Ancak bazı odakların taper tantrum’un olması için var güçleriyle çalıştıklarını hissetmiyor değiliz! Hem de iğneleye iğneleye duyuru üzerine duyuru, yorum üzerine yorum geçip kafa karıştırdıkları gözlerden kaçmıyor.

Tabii taper tantrum’un hayata geçmesi o kadar kolay değil. Zirâ öncelikle enflasyonu düşürmek için, faizleri artırmaya vesile olacak tahvil alım programlarını azaltmanın ötesinde çok farklı yollar bulunuyor...

Art niyet yoksa merkez bankaları bunları görüyor.

Mesela artan talebe karşı arzın yükseltilmesi… Talebin daha ucuz yollarla karşılanması... Üretim maliyetlerini yükselten dış kaynaklı girdilerin ithal ikameyle yerliye çevrilmesi… Parasal genişlemenin enflasyon artırıcı değil, üretime yönelik gerekli yerlere ulaşması için noktasal tedbirler alınması… Tasarruf bilincinin artırılması… Talebi baskılayacak uygulamalar hayata geçirilirken üreticinin korunması… Hatta maliyetleri artıran faizlerin düşürülmesi gibi birçok unsur parasal genişlemeyi azaltma iştiyakını frenleyebilir.

***

QE belki devlet bütçesine büyük yük getiriyor, ileride vergi, harç ve buna benzer uygulamalarla enflasyona davetiye çıkarıyor ancak ekonominin bir denge ve yönetim işi olduğu da unutulmamalı!

Yoksa “Enflasyon artıyor” diye destekleri kısmak, hemen ardından faizleri yükseltmek ve “enflasyonu düşürücü araç olarak sadece faizi görmek” kolaycılıktan ve ekonomiye kafa yormamaktan başka bir şey olmasa gerek.

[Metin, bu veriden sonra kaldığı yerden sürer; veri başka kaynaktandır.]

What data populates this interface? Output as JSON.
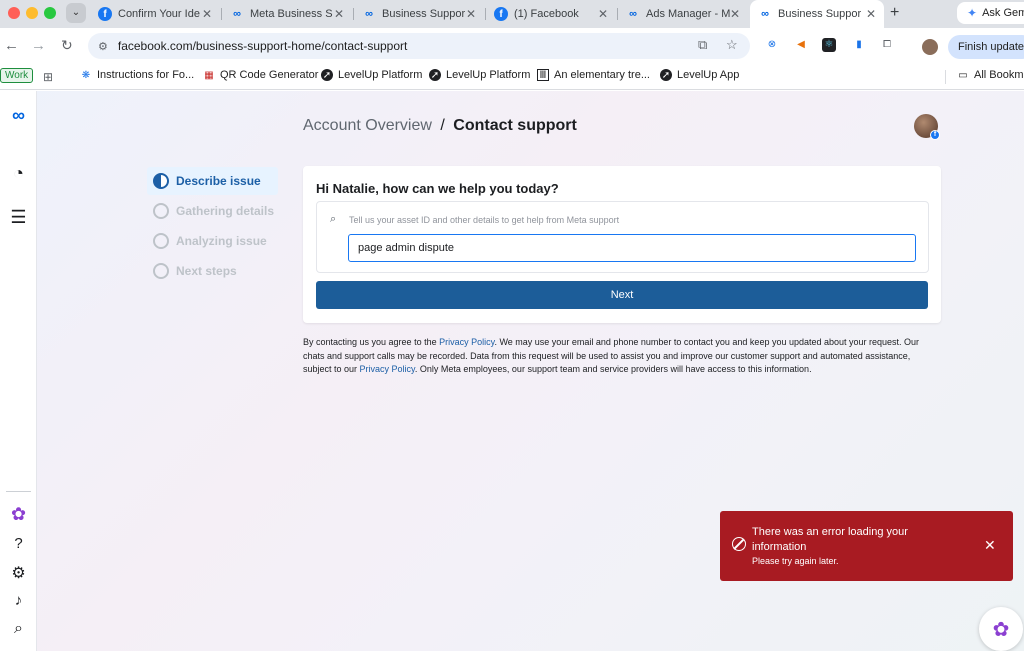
{
  "browser": {
    "tabs": [
      {
        "title": "Confirm Your Ide",
        "icon": "facebook-icon"
      },
      {
        "title": "Meta Business S",
        "icon": "meta-icon"
      },
      {
        "title": "Business Suppor",
        "icon": "meta-icon"
      },
      {
        "title": "(1) Facebook",
        "icon": "facebook-icon"
      },
      {
        "title": "Ads Manager - M",
        "icon": "meta-icon"
      },
      {
        "title": "Business Suppor",
        "icon": "meta-icon",
        "active": true
      }
    ],
    "ask_label": "Ask Gem",
    "url": "facebook.com/business-support-home/contact-support",
    "finish_update": "Finish update",
    "bookmarks": [
      {
        "label": "Work"
      },
      {
        "label": "Instructions for Fo..."
      },
      {
        "label": "QR Code Generator"
      },
      {
        "label": "LevelUp Platform"
      },
      {
        "label": "LevelUp Platform"
      },
      {
        "label": "An elementary tre..."
      },
      {
        "label": "LevelUp App"
      },
      {
        "label": "All Bookma"
      }
    ]
  },
  "page": {
    "breadcrumb_parent": "Account Overview",
    "breadcrumb_sep": "/",
    "breadcrumb_current": "Contact support",
    "steps": [
      {
        "label": "Describe issue",
        "active": true
      },
      {
        "label": "Gathering details",
        "active": false
      },
      {
        "label": "Analyzing issue",
        "active": false
      },
      {
        "label": "Next steps",
        "active": false
      }
    ],
    "card_title": "Hi Natalie, how can we help you today?",
    "search_hint": "Tell us your asset ID and other details to get help from Meta support",
    "search_value": "page admin dispute",
    "next_label": "Next",
    "disclaimer": {
      "part1": "By contacting us you agree to the ",
      "link1": "Privacy Policy",
      "part2": ". We may use your email and phone number to contact you and keep you updated about your request. Our chats and support calls may be recorded. Data from this request will be used to assist you and improve our customer support and automated assistance, subject to our ",
      "link2": "Privacy Policy",
      "part3": ". Only Meta employees, our support team and service providers will have access to this information."
    },
    "toast": {
      "title": "There was an error loading your information",
      "subtitle": "Please try again later."
    }
  },
  "colors": {
    "primary": "#1c5d99",
    "error": "#a81b22",
    "link": "#1c5fa6"
  }
}
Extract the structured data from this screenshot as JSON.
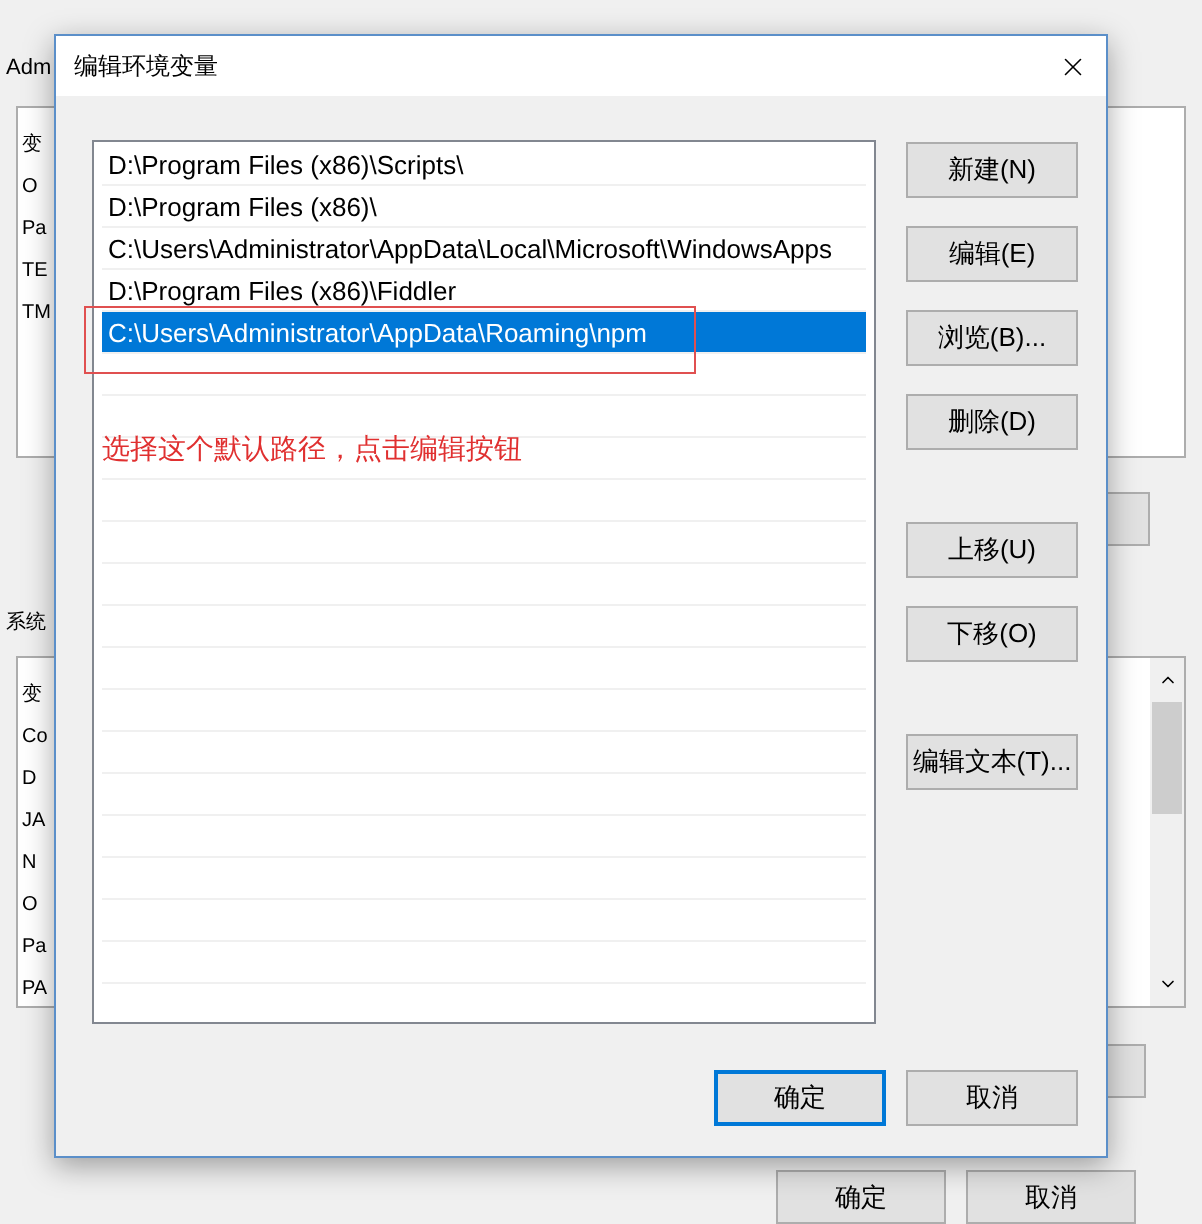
{
  "background_window": {
    "user_section_label": "Adm",
    "user_list": [
      "变",
      "O",
      "Pa",
      "TE",
      "TM"
    ],
    "system_section_label": "系统",
    "system_list": [
      "变",
      "Co",
      "D",
      "JA",
      "N",
      "O",
      "Pa",
      "PA"
    ],
    "buttons": [
      "确定",
      "取消"
    ]
  },
  "dialog": {
    "title": "编辑环境变量",
    "paths": [
      {
        "text": "D:\\Program Files (x86)\\Scripts\\",
        "selected": false
      },
      {
        "text": "D:\\Program Files (x86)\\",
        "selected": false
      },
      {
        "text": "C:\\Users\\Administrator\\AppData\\Local\\Microsoft\\WindowsApps",
        "selected": false
      },
      {
        "text": "D:\\Program Files (x86)\\Fiddler",
        "selected": false
      },
      {
        "text": "C:\\Users\\Administrator\\AppData\\Roaming\\npm",
        "selected": true
      }
    ],
    "side_button_groups": [
      [
        "新建(N)",
        "编辑(E)",
        "浏览(B)...",
        "删除(D)"
      ],
      [
        "上移(U)",
        "下移(O)"
      ],
      [
        "编辑文本(T)..."
      ]
    ],
    "buttons": [
      {
        "label": "确定",
        "default": true
      },
      {
        "label": "取消",
        "default": false
      }
    ]
  },
  "annotation": {
    "text": "选择这个默认路径，点击编辑按钮"
  }
}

İktisat ilmi der ki, “Ekonomide faizle oynamak kadar tehlikeli bir şey olamaz!”

Evet, ekonomi üretim – tüketim, arz – talep ise ne üretimle ne tüketimle akrabalığı, kan bağı ve yakınlığı olmayan faizi bence iktisattan uzak tutmak lâzım, derim.

Tüm kutsal kitaplar “Acaba faizi niçin yasaklamış”, bir düşünelim!

***

Mamafih şu küresel salgın ortamında zannederim aklı başında hiçbir merkez bankası faiz artırma yoluna gitmeyeceği gibi ekonomiyi desteklemek için parasal genişlemeyi de sekteye uğratmaz.

17 Haziran’da Para Politikası Kurulu’nu (PPK) toplayacak TCMB’nin “Enflasyon artıyor… Enflasyon dinamikleri çok güçlü… Dış ve iç riskler fiyatlamaları yukarı yönde destekliyor…” düşüncesini elinin altında tuttuğunu, ancak bu riskleri faiz ile değil, maliye politikalarının desteklediği farklı iktisadi yöntemlerle azaltacağı, minimize edeceği ve politikasını bu çizgide oluşturacağı kanaatini taşıyorum.

FED’in bu yıl 15-16 Haziran’ın ardından 27 – 28 Temmuz, 21 – 22 Eylül, 2 – 3 Kasım ve 14 – 15 Aralık faiz toplantıları var.

Dolayısıyla FED’in bu ayki FMOC toplantısının TCMB PPK’sından bir gün önce olması zamanlama açısından önemi haiz. FED’den çıkacak sonuçlar, Şahap Kavcıoğlu başkanlığındaki TCMB’nin ileriye dönük politika belirlemesinde işini kolaylaştırabilecek bir öngörü olabilecek nitelikte.